Every week during summer was the same: beach on Sunday, red on Monday, sore on Tuesday, Wednesday, Thursday, Friday, peeled by Saturday, back to the beach on Sunday.
I grew into a teenager who was obsessed with the idea of a tan. I was small and pale and freckly and unremarkable in appearance. But I wanted to look like all the popular girls at school. So every lunch time when they took up their places on the benches in the sun, I did the same. Everyone would grab their bottles of baby oil. Liberal quantities were applied to smooth legs which were then stretched out to receive the full effect of the hot rays. Of course, every leg slowly turned a gorgeous shade of brown except those belonging to me. My legs were quickly fried to a startling shade of red.
It is remarkable how persistent and optimistic children can be. An adult would have given up on the idea of a tan almost immediately. But I didn’t. “Perhaps next time”, I’d think, ever optimistic. Ignoring the pain of burning skin, I would again and again return to the sun. It must have been very important to me otherwise why else would I have persisted in such a senseless and unsuccessful activity? I think I must have wanted so much to be one of the ‘beautiful people’, to be popular, to be accepted and liked by the other girls and it seemed to me as a teenager, that appearance was everything.
I am much older now. I know there are so many things that are much more important than having a tan. I never think about the colour of my skin. I guess we live in a different era these days. Everyone is very concerned about being ‘sun safe’ and avoiding skin cancer. Those people who deliberately expose their skin to the harsh sun’s rays are actually considered rather foolish and uninformed.
No, I am quite happy with my pale, fair, totally untanned skin. Well, not exactly happy... Nowadays, I am more inclined to gaze in the mirror and wish I didn’t have wrinkles. Are we never satisfied? Always longing to be something we aren’t?
I have seen people with serious skin problems, disfigurements or unsightly blemishes. When I consider the difficulties they have to deal with, I am ashamed I spend so much time looking in the mirror wishing I could change my appearance. I have a perfectly normal and acceptable face. Does it matter about the freckles and the wrinkles?
I guess our appearance is that part of ourselves that the world sees. It is what we are judged on. It tells others a bit about who we are. The difficulties arise when our outward image seems to be in conflict with how we feel on the inside. I feel like I am in my twenties. I am fit and active and feel quite attractive. I don’t at all feel like a middle-aged woman. I really am quite happy until I glance in the mirror. There staring back at me is an aging woman who, I am sure, is not really me at all. Perhaps the answer is not to look in the mirror.
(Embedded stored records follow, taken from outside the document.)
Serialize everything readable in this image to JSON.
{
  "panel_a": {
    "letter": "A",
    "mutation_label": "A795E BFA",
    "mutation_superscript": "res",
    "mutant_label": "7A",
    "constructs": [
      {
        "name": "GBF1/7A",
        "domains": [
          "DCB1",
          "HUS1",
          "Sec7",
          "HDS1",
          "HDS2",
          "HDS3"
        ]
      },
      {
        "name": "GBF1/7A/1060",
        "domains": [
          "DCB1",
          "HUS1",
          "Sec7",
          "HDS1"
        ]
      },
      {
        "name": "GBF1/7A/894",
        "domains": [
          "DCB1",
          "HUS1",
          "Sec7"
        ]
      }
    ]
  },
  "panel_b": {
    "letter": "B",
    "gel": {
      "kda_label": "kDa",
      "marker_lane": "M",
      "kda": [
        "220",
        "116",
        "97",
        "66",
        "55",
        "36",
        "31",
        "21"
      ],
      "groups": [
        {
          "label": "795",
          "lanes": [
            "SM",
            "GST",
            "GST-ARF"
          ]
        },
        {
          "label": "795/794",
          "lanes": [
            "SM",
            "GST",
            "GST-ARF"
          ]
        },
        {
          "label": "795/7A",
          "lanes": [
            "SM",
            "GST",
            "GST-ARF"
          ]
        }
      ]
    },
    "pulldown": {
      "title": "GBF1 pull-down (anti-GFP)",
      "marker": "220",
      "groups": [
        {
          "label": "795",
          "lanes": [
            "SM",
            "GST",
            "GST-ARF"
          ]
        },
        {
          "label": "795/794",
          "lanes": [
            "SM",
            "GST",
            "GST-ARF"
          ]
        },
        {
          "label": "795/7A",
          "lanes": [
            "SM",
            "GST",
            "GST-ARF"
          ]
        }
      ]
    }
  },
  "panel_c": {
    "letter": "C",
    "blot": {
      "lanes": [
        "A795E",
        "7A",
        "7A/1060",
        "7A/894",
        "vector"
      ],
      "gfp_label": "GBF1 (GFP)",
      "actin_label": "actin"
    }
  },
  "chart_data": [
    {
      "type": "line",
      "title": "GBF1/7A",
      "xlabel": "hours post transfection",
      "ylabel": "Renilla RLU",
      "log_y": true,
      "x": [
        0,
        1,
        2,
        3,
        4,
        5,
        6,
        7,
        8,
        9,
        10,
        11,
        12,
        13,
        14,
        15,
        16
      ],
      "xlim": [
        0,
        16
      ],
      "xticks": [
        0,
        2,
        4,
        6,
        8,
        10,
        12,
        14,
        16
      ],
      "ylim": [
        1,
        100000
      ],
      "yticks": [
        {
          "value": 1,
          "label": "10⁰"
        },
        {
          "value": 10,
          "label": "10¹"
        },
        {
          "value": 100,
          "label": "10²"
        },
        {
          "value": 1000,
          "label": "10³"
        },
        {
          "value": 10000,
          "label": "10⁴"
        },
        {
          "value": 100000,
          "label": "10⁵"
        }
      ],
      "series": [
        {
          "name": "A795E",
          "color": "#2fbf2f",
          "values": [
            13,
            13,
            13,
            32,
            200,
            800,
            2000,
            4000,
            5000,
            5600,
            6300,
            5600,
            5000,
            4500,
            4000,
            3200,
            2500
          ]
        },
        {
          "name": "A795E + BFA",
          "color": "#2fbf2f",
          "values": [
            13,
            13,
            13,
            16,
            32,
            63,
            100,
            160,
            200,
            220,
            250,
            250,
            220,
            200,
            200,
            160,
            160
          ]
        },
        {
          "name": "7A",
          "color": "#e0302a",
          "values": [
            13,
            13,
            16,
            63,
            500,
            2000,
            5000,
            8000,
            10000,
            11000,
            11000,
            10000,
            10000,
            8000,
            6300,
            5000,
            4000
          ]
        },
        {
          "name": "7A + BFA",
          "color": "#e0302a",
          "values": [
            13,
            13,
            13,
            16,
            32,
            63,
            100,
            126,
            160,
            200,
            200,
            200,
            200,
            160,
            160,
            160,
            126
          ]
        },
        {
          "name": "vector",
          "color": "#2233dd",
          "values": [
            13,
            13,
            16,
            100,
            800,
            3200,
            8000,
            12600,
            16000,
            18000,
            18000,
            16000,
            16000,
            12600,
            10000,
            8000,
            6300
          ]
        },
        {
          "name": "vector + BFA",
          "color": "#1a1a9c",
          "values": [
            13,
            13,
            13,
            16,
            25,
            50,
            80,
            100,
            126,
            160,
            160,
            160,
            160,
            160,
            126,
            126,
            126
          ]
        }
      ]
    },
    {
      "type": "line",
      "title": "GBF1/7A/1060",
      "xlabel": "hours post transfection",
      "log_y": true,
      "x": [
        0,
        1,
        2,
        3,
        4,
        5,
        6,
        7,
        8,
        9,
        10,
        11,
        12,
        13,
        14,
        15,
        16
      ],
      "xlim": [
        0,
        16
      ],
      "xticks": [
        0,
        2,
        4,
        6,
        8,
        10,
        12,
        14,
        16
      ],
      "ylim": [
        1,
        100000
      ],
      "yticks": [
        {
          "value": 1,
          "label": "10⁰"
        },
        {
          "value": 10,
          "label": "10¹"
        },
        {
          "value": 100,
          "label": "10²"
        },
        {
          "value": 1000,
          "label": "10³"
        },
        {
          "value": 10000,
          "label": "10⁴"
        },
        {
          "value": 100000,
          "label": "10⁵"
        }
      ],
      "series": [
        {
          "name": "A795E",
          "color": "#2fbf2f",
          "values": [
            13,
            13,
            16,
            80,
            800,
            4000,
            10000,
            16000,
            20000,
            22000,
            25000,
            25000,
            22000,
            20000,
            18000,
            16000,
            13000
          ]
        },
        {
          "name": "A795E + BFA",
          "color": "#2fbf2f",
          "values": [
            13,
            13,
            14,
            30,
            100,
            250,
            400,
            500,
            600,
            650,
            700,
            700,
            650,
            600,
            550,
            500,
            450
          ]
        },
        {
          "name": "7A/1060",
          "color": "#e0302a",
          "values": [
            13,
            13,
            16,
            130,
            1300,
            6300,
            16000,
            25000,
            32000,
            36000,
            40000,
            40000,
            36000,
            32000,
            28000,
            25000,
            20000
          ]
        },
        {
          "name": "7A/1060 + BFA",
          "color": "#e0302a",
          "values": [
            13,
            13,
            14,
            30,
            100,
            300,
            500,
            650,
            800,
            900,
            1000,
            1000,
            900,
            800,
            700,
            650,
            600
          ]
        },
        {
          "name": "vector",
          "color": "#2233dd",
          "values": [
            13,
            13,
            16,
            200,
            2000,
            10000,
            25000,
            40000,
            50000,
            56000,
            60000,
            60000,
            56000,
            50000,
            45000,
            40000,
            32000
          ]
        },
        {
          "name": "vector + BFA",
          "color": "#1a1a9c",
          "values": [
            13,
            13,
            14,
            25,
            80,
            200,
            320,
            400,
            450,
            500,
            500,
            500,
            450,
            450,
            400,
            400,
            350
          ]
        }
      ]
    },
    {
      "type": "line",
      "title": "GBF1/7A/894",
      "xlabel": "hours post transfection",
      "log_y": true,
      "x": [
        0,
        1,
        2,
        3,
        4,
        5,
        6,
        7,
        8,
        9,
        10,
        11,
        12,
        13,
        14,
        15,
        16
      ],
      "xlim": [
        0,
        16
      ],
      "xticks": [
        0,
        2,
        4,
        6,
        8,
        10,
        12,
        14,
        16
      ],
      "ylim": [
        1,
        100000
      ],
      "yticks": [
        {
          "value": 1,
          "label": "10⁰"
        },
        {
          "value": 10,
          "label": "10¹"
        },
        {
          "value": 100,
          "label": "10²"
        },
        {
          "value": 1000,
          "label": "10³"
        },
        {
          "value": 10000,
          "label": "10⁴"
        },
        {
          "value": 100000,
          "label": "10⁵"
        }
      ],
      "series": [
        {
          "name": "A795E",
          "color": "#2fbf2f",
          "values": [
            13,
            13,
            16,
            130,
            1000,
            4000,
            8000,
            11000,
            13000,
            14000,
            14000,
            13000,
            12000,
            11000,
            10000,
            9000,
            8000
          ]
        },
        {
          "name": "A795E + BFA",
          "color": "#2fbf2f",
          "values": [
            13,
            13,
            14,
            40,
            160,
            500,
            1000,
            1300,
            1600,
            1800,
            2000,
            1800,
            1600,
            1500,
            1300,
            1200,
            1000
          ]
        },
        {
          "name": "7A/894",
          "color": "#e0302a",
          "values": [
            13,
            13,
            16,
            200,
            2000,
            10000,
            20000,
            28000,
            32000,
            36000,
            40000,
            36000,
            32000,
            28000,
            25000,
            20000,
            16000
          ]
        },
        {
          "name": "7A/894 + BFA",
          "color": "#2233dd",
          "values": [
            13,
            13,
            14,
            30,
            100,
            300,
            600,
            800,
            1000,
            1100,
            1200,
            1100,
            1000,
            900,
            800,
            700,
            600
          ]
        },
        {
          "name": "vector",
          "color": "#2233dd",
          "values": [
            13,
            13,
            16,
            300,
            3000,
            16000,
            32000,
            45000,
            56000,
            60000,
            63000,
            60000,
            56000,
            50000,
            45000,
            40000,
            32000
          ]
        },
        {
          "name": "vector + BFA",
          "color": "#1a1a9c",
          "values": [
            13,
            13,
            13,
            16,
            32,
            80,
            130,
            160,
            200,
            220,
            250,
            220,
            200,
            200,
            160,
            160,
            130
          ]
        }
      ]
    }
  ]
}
I wonder if I am alone in my struggles to come to terms with my appearance, and especially the effects of aging. Probably everyone else has already come to the conclusion that what really matters is inner beauty, the kind of beauty that will last forever. Yes, the genuine ‘beautiful people’ are those that possess the virtues, those people who never have time to glance in the mirror. They are far too busy thinking and caring about others to worry about themselves.
There is something else I have noticed. Inner beauty is eventually reflected on the outside. Grace cannot stay hidden. It shines out and the beautiful people truly end up being 'the beautiful people'.
Freckles, suntans, youth, wrinkles... grace. Will I one day end up beautiful?